Here are some basic tips and suggestions:
Writing letters or emails
- Make sure your letter or email includes your name and address.
- When writing a member of Congress, use "Dear Senator" for senators. For House members, use Dear Representative or Dear Congressman or Congresswoman.
- Your purpose for writing should be stated in the first paragraph of the letter. If your letter pertains to a specific piece of legislation, identify it accordingly, e.g., House bill: H. R. ____, Senate bill: S.____.
- If you are sending a letter, fax or e-mail already prepared for you, take a minute to put the message into your own words.
Here's a sample:
Dear [ ],
Last September millions of Americans celebrated Senate passage of the Mental Health Parity Act, S. 558. The House of Representatives' passage of a similar bill now lends real urgency to Senate and House leaders moving quickly to ensure enactment of a strong mental health parity law this year.
My daughter has a mental health condition, but our insurance will not provide sufficient coverage for help.
Please lend your voice to the call for enacting a strong parity bill this year.
[City, State ZIP]
The most effective way of communicating with a legislator is to personally meet with them or their staff. Unless you are planning a trip to Washington, DC, this means visiting their local office. Don't expect the legislator to be in their local office if Congress is in session on the date of your visit. Even if Congress is not in session, you may find that a staff member has been assigned to meet with you. Here are some suggestions on setting up and conducting a meeting:
- Make an appointment. Schedule the visit in advance; don't just show up. Contact the local office and ask to speak with the scheduler. Explain the visit. They may ask for a written request, which should state the purpose of the visit and be on letterhead, if you are representing an organization.
- Prepare for the visit. If you are part of a group, prepare an agenda and the key points you want to make during your visit.

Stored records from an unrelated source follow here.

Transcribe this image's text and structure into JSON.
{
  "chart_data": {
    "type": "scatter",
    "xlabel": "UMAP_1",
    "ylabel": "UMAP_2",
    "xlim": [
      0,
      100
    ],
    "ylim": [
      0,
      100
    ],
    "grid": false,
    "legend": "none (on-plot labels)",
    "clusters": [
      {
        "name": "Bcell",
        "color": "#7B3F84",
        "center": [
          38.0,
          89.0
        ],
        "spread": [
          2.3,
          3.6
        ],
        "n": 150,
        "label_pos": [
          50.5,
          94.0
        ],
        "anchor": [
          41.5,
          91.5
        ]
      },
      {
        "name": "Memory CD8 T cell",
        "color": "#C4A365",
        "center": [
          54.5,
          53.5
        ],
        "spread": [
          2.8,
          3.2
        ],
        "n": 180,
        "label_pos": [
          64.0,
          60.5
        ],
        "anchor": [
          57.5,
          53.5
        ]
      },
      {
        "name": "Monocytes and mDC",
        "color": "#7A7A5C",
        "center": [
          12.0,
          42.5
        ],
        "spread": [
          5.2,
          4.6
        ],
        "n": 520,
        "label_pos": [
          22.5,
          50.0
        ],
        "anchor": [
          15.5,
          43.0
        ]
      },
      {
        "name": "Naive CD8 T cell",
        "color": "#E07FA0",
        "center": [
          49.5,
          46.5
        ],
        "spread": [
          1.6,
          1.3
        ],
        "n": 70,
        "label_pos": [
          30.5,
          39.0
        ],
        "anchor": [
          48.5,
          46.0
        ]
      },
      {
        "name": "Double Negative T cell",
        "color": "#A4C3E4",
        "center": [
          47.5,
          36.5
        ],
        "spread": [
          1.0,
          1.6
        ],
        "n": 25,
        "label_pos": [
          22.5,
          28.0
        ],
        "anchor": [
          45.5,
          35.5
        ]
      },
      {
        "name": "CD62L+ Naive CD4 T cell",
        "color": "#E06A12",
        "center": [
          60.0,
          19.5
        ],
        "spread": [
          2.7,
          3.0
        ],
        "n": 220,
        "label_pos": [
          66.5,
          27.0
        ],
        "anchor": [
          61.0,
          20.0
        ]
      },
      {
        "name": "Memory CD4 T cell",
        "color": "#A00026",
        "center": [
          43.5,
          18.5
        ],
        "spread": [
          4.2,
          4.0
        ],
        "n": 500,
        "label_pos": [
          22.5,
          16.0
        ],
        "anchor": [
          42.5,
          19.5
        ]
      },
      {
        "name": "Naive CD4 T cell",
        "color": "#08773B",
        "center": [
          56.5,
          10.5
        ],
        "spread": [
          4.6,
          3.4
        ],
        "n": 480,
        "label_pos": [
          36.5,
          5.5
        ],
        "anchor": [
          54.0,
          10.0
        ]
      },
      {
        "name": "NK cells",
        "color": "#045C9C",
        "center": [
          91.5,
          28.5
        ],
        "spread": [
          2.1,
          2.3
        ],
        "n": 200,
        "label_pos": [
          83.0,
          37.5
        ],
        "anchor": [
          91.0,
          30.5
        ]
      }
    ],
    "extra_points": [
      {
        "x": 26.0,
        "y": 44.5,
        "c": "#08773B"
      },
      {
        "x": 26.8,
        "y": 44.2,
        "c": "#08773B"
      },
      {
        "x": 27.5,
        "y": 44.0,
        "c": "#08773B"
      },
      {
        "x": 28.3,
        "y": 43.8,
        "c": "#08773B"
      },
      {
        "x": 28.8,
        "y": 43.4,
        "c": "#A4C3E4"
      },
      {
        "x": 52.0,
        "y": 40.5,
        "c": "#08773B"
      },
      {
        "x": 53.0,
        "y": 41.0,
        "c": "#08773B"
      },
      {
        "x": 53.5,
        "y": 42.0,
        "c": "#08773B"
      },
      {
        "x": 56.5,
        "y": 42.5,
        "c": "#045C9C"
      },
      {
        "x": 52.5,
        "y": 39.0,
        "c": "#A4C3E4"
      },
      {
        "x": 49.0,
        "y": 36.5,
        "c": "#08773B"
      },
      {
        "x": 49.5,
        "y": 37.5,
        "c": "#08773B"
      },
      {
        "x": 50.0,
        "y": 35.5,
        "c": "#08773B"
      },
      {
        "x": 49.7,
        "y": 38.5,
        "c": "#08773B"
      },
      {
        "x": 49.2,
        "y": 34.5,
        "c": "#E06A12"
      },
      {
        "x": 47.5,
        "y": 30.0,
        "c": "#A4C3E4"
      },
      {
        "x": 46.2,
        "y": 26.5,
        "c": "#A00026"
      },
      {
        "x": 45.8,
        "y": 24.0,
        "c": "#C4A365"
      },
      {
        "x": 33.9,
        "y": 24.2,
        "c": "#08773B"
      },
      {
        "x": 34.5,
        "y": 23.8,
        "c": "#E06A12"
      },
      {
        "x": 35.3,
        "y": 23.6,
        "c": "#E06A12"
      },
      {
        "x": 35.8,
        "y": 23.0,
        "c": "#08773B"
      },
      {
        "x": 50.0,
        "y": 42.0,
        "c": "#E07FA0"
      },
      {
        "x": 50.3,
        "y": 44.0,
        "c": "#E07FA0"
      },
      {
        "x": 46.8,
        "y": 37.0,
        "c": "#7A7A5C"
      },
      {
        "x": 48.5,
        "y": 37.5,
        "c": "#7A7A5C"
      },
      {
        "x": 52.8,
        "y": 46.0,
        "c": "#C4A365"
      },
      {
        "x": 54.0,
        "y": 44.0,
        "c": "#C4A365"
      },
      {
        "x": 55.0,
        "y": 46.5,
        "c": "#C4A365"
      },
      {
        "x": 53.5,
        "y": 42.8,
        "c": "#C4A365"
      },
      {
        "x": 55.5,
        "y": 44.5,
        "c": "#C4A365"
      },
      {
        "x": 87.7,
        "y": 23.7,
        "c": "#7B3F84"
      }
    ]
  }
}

- Bring material. When visiting either a legislator or a staff member, bring with written material that you can leave that outlines your purpose and the points you are making in person.
- Be punctual and positive. Be on time, and thank the staff person or legislator for his or her time. Even if you disagree on most issues, compliment the member for a vote or action you appreciated. Building a rapport and lines of communication are important to creating a long-term relationship.
- Listen and gather information. Ask for the legislator's view on an issue. Be patient and polite, but firm. Don't expect to get a response immediately.
- Follow up. Tell the staff person or legislator you will get back to him or her if you cannot provide information on the spot. Take notes on additional material or issues they raise.
- Express your thanks. At the end of a meeting, thank the staff person or legislator for his or her time. Send a thank you letter soon after your visit, repeating your request for support.
Calls to a congressional office are particularly useful and effective when a bill is coming up for a vote or you want to urge your representative or senator to join in sponsoring a piece of legislation. Instead of calling your legislators' Washington office consider calling a local district office instead. It's less expensive than a long distance call to Washington and your call will be just as effective. Here's what to expect and do during a call.
- Introduction. If this is your first call to a congressional office, you'll talk with a staff member. The first thing you need to do is state your and name and the fact that you are a constituent of the legislator.
- Then briefly state the nature of your call.
- Be prepared to give your address. Expect that the staff member will ask for your name and address so they can respond by mail to you.
Here's a sample script.
"Hello, my name is Joan Jones and I am constituent of (name of legislator). I am calling today to urge them to support H.R. 6331 so we end Medicare's discriminatory 50 percent copay on mental health services. I live at 123 Main Street, Middletown, Ohio. I look forward to hearing back from your office. Thank you for your time."